Any error condition reported by the storage device to the HWB device shall be reported to the host.

==Description==
Forensic disk controllers intercept write commands from the host operating system, preventing them from reaching the drive. Whenever the host bus architecture supports it the controller reports that the drive is read-only. The disk controller can either deny all writes to the disk and report them as failures, or use on-board memory to cache the writes for the duration of the session.

A disk controller that caches writes in memory presents the appearance to the operating system that the drive is writable, and uses the memory to ensure that the operating system sees changes to the individual disk sectors it attempted to overwrite. It does this by retrieving sectors from the disk if the operating system hasn't attempted to change them, and retrieving the changed version from memory for sectors that have been changed.

==Uses==
Forensic disk controllers are most commonly associated with the process of creating a disk image, or acquisition, during forensic analysis. Their use is to prevent inadvertent modification of evidence.

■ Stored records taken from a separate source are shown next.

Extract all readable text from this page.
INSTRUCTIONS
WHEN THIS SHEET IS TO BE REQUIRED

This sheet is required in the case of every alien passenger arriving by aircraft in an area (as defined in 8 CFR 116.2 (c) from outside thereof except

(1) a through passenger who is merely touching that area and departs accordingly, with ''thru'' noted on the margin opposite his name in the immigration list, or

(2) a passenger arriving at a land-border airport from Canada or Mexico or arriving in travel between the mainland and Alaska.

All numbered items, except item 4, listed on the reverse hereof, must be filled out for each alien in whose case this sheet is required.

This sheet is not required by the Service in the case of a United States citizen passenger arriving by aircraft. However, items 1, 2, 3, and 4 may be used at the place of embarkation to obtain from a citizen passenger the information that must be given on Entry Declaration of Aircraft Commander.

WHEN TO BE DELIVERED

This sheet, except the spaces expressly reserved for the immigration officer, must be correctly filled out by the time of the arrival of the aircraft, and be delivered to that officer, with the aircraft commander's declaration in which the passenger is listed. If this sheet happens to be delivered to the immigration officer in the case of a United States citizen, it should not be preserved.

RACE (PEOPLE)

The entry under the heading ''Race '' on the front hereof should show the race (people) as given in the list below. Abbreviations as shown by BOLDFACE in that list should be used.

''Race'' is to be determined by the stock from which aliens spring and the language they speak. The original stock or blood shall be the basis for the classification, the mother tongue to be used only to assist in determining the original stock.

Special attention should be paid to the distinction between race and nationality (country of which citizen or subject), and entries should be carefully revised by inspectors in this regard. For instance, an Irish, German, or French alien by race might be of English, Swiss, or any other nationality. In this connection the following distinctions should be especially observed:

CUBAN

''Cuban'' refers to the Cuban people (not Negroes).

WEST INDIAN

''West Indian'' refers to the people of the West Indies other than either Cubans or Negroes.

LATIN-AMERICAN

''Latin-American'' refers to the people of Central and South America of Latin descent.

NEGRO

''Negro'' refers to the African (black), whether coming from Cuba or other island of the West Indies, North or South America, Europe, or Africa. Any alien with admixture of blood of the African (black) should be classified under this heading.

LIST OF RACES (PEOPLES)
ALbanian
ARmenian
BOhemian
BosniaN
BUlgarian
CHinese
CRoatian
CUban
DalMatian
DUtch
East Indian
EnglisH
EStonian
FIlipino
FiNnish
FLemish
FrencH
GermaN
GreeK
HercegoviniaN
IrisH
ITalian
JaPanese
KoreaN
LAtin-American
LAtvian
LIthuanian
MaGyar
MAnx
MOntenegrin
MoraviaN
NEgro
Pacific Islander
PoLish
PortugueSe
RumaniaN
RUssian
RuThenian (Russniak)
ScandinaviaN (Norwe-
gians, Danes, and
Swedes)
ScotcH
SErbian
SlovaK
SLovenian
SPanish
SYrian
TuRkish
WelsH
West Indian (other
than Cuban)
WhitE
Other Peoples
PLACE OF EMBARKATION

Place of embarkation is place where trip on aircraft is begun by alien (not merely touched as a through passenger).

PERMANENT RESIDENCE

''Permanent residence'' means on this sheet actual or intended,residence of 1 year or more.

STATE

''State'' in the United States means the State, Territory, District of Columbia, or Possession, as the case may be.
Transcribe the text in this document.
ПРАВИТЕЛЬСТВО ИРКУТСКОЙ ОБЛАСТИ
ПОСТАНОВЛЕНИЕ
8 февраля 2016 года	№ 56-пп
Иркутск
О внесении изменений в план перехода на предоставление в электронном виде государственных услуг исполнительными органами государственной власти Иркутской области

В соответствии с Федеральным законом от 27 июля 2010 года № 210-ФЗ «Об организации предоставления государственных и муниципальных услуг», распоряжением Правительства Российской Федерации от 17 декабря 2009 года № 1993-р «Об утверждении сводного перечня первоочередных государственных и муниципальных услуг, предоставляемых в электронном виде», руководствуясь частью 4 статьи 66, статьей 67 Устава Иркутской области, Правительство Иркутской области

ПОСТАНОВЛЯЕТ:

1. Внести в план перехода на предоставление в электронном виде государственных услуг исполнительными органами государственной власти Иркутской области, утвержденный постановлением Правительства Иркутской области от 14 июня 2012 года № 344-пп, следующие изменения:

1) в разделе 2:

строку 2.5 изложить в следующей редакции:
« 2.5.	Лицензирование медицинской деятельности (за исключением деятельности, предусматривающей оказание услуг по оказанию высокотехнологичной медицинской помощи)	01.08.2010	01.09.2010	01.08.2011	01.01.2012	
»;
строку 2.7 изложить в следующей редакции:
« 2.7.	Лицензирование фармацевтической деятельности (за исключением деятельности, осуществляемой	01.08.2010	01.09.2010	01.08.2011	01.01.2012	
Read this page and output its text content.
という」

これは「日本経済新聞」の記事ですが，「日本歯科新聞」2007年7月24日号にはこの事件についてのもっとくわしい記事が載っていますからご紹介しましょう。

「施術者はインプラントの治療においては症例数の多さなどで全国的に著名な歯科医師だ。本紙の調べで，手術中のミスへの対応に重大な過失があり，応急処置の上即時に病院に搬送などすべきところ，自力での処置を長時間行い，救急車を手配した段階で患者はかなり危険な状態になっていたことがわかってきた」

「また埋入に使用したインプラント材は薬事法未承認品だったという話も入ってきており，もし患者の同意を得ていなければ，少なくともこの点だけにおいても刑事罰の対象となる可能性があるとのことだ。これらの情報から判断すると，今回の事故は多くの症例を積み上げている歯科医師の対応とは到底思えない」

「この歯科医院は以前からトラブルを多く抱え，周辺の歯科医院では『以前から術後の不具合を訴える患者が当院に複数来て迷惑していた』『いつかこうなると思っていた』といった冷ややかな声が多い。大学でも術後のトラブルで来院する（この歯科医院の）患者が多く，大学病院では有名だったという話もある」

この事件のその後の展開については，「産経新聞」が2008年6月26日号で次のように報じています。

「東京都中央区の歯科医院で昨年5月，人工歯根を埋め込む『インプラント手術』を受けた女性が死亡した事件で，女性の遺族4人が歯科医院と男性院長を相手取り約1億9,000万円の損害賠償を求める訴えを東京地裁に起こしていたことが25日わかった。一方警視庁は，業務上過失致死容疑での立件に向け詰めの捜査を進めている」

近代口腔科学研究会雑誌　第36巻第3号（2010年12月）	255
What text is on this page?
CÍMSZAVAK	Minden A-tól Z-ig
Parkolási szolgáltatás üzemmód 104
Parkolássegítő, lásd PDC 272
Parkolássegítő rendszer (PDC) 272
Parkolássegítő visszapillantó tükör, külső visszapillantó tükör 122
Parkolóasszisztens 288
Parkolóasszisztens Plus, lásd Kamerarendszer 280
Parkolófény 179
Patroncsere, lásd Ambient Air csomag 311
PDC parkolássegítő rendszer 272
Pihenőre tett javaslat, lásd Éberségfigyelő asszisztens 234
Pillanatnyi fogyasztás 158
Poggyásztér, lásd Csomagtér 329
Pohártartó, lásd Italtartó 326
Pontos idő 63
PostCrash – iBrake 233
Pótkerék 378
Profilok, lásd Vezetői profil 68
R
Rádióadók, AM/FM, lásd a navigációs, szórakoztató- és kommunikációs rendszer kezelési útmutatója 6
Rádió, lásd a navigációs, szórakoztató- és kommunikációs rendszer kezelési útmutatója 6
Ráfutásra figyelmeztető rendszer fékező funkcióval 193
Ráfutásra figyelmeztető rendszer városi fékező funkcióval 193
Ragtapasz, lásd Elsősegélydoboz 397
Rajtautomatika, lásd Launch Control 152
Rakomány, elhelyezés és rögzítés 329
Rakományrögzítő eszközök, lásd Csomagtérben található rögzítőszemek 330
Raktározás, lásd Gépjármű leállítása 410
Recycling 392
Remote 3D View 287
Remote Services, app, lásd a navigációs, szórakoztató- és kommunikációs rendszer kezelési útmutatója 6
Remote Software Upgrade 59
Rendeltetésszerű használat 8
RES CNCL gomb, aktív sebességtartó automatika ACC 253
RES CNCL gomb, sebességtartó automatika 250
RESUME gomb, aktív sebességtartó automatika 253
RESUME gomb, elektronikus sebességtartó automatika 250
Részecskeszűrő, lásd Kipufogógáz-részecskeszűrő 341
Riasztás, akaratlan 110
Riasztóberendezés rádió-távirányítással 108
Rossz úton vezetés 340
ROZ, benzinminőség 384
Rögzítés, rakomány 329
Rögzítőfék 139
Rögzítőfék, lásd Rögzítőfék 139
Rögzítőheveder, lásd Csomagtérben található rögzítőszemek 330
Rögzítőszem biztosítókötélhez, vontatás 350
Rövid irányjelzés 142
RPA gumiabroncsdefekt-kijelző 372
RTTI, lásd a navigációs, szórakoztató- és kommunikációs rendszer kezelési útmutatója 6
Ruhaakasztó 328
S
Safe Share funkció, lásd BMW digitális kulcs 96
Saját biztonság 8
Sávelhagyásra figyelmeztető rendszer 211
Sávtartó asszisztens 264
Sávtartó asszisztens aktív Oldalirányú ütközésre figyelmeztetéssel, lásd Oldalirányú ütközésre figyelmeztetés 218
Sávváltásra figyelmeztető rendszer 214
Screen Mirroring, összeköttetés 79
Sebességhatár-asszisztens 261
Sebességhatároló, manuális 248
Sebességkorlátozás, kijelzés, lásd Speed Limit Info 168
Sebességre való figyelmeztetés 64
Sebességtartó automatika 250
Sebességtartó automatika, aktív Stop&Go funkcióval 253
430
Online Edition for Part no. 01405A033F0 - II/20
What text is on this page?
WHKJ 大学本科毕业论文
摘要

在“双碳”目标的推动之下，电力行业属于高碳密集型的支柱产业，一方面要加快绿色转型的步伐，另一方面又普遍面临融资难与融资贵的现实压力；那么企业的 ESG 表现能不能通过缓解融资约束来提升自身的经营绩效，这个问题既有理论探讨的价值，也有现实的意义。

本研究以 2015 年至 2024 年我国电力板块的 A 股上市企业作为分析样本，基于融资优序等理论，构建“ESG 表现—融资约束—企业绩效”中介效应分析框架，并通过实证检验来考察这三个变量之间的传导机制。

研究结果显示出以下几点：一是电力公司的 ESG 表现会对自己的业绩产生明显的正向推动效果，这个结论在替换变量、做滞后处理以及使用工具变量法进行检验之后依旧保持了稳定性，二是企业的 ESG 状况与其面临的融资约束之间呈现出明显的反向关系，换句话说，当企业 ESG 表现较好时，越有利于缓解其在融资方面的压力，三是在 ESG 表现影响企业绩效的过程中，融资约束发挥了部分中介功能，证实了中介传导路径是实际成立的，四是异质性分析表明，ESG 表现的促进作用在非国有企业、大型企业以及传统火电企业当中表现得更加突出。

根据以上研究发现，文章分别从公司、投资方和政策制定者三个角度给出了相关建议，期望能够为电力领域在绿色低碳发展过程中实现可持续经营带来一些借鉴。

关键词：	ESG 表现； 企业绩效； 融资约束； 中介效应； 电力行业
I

Using hardware to protect the hard drive from writes is very important for several reasons. First, many operating systems, including Windows, may write to any hard disk that is connected to the system. At the very least, Windows will update the access time for any file accessed, and may write things to the disk unexpectedly - such as creating hidden folders for the recycle bin or saved hardware configuration. Virus infections or malware on the system used for analysis may attempt to infect the disk being inspected. Additionally, the NTFS file system may attempt to commit or rollback unfinished transactions, and/or change flags on the volume to mark it as "in use". At the worst, undesired files may allocate and overwrite deleted space on the hard disk which may potentially destroy evidence in the form of previously deleted files.

Protecting an evidence drive from writes during investigation is also important to counter potential allegations that the contents of the drive were altered during the investigation. Of course, this can be alleged anyway, but in the absence of technology to protect a drive from writes, there is no way for such an allegation to be refuted.